RW10. Method 2 is the first technically unbiased method for counting cells in sectioned material of which I am aware. It is arguably superior to our own 3D counting method or to the optical disector for two reasons: 1. it is not affected by differential z-axis shrinkage; 2. it demands no special equipment. In retrospect, Abercrombie's relatively negative assessment of his own superior method is puzzling. The main problem he identifies is that thick and thin sections may have different areas. This is a small matter and easy to rectify. Such differences in area, if present at all, are easy to assess, minimize, and control. Even if areas of the thick and thin section pairs differ, Method 2 can be used to obtain technically unbiased estimates.
The other problem Abercrombie mentions is that Method 2 is more effort to implement. This is not a compelling objection. It is trivial to generate sets of sections cut at two different thicknesses simply by double-advancing the microtome. A trustworthy microtome combined with a skilled microtomist should be able to provide highly reproducible 1x, 2x, 3x, 4x sections. An analysis of the real section thickness is not mandatory. Differences between 1x and 2x sections can be compared to those of 2x and 3x, 3x and 4x, 1x and 4x, 2x and 4x, etc. A comparison of the ratios of differences with the predicted ratios will quickly reveal any problems with the microtome or the counting procedures. In contrast, the analysis of mean particle size required to apply Method 1 is not always trival, particularly when several cell classes are involved.

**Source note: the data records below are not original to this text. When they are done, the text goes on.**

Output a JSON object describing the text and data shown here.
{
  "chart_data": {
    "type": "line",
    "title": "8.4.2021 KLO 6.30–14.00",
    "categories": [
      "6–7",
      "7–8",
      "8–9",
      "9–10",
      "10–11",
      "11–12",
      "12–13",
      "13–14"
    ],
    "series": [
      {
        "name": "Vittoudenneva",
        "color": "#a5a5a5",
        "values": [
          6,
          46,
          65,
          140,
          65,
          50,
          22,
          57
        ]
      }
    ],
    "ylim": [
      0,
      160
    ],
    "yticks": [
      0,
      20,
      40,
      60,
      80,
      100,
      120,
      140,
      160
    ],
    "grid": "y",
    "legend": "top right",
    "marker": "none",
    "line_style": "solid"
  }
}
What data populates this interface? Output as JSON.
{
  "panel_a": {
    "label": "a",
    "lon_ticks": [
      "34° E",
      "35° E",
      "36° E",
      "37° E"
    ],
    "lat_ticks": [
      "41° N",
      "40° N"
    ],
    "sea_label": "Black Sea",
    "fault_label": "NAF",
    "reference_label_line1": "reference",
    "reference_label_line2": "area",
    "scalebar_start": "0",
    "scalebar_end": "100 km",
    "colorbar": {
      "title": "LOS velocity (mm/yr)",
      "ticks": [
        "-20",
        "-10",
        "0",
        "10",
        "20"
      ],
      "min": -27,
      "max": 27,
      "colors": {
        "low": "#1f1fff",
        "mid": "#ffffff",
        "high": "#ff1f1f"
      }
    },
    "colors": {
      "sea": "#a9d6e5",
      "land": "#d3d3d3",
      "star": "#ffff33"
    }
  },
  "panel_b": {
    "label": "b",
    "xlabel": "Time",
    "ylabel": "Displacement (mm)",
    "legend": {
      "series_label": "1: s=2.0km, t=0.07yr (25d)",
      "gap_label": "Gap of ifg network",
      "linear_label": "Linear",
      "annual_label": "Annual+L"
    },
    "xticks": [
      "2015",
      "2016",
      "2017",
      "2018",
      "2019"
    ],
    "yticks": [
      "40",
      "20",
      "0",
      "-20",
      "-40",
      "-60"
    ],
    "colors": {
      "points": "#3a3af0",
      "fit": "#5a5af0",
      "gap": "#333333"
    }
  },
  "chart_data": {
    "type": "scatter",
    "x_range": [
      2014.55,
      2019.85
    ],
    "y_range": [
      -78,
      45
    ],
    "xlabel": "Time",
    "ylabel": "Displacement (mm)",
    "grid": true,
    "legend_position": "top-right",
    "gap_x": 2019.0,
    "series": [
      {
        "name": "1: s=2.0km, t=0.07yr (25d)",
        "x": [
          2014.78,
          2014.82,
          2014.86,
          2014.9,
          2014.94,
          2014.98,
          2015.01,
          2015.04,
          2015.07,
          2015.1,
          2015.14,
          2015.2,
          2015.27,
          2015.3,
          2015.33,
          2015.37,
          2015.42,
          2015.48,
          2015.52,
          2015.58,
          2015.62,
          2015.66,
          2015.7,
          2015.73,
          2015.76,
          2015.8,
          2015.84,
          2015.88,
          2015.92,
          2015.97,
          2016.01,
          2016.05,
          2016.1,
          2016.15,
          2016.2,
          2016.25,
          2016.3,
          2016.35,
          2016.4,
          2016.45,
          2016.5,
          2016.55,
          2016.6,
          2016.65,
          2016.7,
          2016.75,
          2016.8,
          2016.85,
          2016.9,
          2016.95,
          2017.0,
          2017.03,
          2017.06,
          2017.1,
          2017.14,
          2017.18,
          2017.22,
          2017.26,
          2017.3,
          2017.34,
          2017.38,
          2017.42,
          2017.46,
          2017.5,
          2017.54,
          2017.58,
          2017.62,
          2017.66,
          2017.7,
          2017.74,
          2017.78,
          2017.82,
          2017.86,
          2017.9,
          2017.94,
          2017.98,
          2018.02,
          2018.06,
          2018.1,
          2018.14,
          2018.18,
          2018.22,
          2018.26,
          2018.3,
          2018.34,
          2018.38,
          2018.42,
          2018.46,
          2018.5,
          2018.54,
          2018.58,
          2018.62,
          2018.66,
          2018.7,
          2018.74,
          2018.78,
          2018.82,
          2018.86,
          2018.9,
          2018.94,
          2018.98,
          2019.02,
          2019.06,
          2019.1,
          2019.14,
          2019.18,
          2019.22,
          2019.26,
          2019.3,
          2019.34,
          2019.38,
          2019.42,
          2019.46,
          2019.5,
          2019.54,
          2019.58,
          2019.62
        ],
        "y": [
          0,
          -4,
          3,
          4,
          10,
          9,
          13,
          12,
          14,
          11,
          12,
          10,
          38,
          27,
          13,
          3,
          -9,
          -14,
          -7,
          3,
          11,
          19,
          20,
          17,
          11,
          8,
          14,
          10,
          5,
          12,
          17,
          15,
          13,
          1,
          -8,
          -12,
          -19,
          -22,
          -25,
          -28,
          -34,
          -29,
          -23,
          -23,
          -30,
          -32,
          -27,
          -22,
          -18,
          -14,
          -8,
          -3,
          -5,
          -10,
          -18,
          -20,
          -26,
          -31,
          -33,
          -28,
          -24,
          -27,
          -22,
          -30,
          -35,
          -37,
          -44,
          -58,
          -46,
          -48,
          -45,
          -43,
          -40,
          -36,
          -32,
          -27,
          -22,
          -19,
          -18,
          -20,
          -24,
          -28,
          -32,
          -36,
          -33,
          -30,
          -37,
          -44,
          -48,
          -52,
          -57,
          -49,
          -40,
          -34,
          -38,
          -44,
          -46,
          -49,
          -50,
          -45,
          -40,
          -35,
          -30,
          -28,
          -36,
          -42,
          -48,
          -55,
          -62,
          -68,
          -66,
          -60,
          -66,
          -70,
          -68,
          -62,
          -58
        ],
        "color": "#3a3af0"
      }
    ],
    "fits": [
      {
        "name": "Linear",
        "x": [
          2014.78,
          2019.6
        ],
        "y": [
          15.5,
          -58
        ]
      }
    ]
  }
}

And of course, the technical bias, however small, opens a crack through which many astringent and ill-founded criticisms can seep.
Provided that the staining of both thick and thin sections is thorough, and that good images can be obtained at all focal planes, Abercrobie's method 2 is probably superior to other methods for quantification of immunohistochemically-stained sections that are often subjected to a brutal dehydration process.
Method 2 is also completely insensitive to the problem of non-linear tissue shrinkage in the z-axis after cutting but before counting (van Bartheld, 1999(. Non-uniform z-axis shrinkage is an acute problem using some embedding methods (and a problem that can add substantial undefined bias to supposedly "unbiased' 3-D counting methods. This problem is considered briefly in the original and at more length in the updated web version of Williams & Rakic 1988.
von Bartheld CS (1999) Systematic bias in an "unbiased" neuronal counting technique. Anat Rec 257:119120.